Stoking Vaccine Fears
Makary’s focus on vaccination as a harmful act of the federal government and public health authorities during the HSSCP hearing was unsurprising. He had long been promoting fear toward the mRNA COVID shots, which have saved millions of lives to date, overhyping concerns about rare, often self-resolving side effects while advocating for infection-acquired immunity as stronger and preferable.
In his testimony, Makary falsely suggested that no healthy children had died from COVID in the U.S. and argued that the vaccines posed a greater risk to that age group than the virus itself. It was a familiar drum beat for the surgeon, who had tweeted a month earlier that “After myocarditis comes the risk of perm scaring & poss arrhythmias.” He followed up by asking his followers, “Anyone know how many HEALTHY teens have died of Covid, if any? The CDC director didn't when asked by Senators, so I doubt any 'expert' does.”
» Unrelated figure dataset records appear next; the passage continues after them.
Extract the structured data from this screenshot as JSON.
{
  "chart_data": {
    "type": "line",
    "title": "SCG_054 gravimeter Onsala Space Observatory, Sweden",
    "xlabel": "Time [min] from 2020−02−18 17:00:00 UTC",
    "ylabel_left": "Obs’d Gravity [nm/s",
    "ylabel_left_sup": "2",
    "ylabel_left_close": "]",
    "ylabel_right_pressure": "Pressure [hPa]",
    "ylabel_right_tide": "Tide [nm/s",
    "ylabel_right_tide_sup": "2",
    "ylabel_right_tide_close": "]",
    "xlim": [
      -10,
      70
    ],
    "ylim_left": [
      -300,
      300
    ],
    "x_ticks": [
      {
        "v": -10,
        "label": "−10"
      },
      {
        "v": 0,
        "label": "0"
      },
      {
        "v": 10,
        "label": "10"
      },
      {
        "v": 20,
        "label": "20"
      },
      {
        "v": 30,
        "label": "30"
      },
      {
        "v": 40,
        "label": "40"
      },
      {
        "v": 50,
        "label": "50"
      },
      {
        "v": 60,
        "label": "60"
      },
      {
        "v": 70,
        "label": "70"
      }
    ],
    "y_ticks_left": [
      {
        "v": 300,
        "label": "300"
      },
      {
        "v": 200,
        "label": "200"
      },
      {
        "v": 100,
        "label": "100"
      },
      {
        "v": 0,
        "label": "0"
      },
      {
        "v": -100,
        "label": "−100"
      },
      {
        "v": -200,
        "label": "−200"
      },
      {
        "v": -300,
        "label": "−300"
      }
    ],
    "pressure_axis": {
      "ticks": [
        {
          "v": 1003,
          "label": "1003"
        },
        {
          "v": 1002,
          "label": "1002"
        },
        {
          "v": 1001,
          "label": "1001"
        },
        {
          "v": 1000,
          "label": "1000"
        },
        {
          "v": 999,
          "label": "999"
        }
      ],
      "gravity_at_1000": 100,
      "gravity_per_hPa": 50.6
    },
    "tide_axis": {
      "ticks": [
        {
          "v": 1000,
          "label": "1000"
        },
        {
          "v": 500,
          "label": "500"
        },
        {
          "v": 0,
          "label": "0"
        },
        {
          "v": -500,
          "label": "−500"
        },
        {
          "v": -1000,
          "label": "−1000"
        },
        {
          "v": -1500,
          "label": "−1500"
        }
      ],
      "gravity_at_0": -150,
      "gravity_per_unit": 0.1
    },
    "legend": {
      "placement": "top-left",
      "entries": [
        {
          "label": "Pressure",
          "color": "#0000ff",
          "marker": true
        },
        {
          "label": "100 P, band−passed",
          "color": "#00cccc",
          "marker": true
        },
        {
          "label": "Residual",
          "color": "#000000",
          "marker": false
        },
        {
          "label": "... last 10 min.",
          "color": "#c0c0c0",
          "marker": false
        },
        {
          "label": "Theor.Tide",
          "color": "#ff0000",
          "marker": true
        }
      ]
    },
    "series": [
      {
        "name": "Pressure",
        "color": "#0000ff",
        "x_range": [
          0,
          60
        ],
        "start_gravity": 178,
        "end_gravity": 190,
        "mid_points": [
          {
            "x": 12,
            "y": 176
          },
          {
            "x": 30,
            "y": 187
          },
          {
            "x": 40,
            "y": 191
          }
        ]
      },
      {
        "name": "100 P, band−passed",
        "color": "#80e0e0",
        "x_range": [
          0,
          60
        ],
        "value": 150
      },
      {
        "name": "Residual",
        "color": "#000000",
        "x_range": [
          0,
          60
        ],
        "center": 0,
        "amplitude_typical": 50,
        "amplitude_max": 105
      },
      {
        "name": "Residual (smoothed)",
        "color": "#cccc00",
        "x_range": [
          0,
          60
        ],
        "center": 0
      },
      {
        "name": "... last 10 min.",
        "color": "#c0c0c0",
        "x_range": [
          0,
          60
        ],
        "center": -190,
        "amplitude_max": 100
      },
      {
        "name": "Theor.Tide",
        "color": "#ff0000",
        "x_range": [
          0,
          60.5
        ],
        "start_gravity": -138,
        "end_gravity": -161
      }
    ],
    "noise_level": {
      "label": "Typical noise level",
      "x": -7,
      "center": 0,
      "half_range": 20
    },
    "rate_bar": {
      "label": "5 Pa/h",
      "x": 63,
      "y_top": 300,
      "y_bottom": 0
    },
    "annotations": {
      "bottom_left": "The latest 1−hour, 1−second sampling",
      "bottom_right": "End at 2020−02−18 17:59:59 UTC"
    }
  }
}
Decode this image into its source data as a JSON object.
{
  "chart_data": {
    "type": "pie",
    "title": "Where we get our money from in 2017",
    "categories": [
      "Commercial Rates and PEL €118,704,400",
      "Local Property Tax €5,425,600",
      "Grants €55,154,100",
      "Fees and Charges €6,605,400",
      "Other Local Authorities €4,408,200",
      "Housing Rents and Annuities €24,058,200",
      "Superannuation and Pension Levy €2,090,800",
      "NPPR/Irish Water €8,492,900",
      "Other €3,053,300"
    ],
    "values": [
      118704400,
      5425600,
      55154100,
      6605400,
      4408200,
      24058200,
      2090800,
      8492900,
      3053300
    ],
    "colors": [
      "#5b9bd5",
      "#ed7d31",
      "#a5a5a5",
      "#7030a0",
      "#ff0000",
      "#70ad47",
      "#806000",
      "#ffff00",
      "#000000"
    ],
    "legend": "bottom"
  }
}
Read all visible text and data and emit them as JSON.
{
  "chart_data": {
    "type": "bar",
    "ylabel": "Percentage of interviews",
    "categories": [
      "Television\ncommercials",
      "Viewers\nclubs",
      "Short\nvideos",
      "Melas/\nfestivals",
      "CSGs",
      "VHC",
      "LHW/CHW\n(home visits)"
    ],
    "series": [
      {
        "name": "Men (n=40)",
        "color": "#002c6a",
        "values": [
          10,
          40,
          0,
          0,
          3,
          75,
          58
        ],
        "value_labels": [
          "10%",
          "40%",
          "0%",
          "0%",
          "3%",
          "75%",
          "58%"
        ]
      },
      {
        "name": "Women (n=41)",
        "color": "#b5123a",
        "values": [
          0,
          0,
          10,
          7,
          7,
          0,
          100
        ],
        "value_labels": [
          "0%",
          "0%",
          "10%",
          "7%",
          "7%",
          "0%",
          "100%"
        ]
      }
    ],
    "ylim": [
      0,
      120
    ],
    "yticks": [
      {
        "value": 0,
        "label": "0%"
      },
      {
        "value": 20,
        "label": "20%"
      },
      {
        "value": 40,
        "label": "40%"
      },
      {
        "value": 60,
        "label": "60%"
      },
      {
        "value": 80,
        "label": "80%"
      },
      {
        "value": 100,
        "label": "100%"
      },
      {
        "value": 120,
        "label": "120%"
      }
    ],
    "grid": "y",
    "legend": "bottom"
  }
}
In a June 2022 op-ed for Fox News, meanwhile, Makary had challenged the Centers for Disease Control and Prevention’s recommendation that children ages 6 months to five-years-old be vaccinated against COVID, arguing, among other things, that the guidance “lacked humility.” He claimed most children had “natural immunity.” That fall, he argued the bivalent boosters were unnecessary and declared the White House had “gone rogue” in approving them without adequate testing.
“A Terrible Pick”
Public health experts told Important Context that they were alarmed at the prospect of Makary serving in such a prominent government role, where he could go after the vaccines he has cast doubt on.
“Marty Makary, like his prospective future boss, claims that he is pro-vaccine and yet has repeatedly spread disinformation about vaccine safety and effectiveness,” said Dr. Angela Rasmussen, a virologist who teaches at the University of Saskatchewan in Canada and Stony Brook University in New York. “He has opposed vaccines for some vulnerable populations and advocated for so-called ‘natural immunity,’ which is a euphemism for mass infection. Anyone who opposes essential medicines and evidence-based public health policy has no business regulating them.”
Dr. David Gorski, an oncologist and surgery professor at Wayne State University who runs the New England Skeptical Society’s blog, Science-Based Medicine, called Makary “a terrible pick for FDA,” explaining that “he’s never shown evidence that he understands the drug approval process, and thinking of him in charge of approving new vaccines is terrifying.”
“In 2016, Dr. Makary was the originator of a factoid that is not true, specifically the claim that medical errors are responsible for 250K deaths per year, making them the third leading cause of death in the US,” Gorski said. “It was an estimate based on overly broad definitions and unjustifiable extrapolation from small studies. Four years later, he continued promoting dubious science with his claims about COVID-19 and then later COVID-19 vaccines, in particular his minimizing how dangerous COVID-19 is, attacking public health interventions such as masks, and then exaggerating the risks of the vaccines while downplaying their effectiveness.”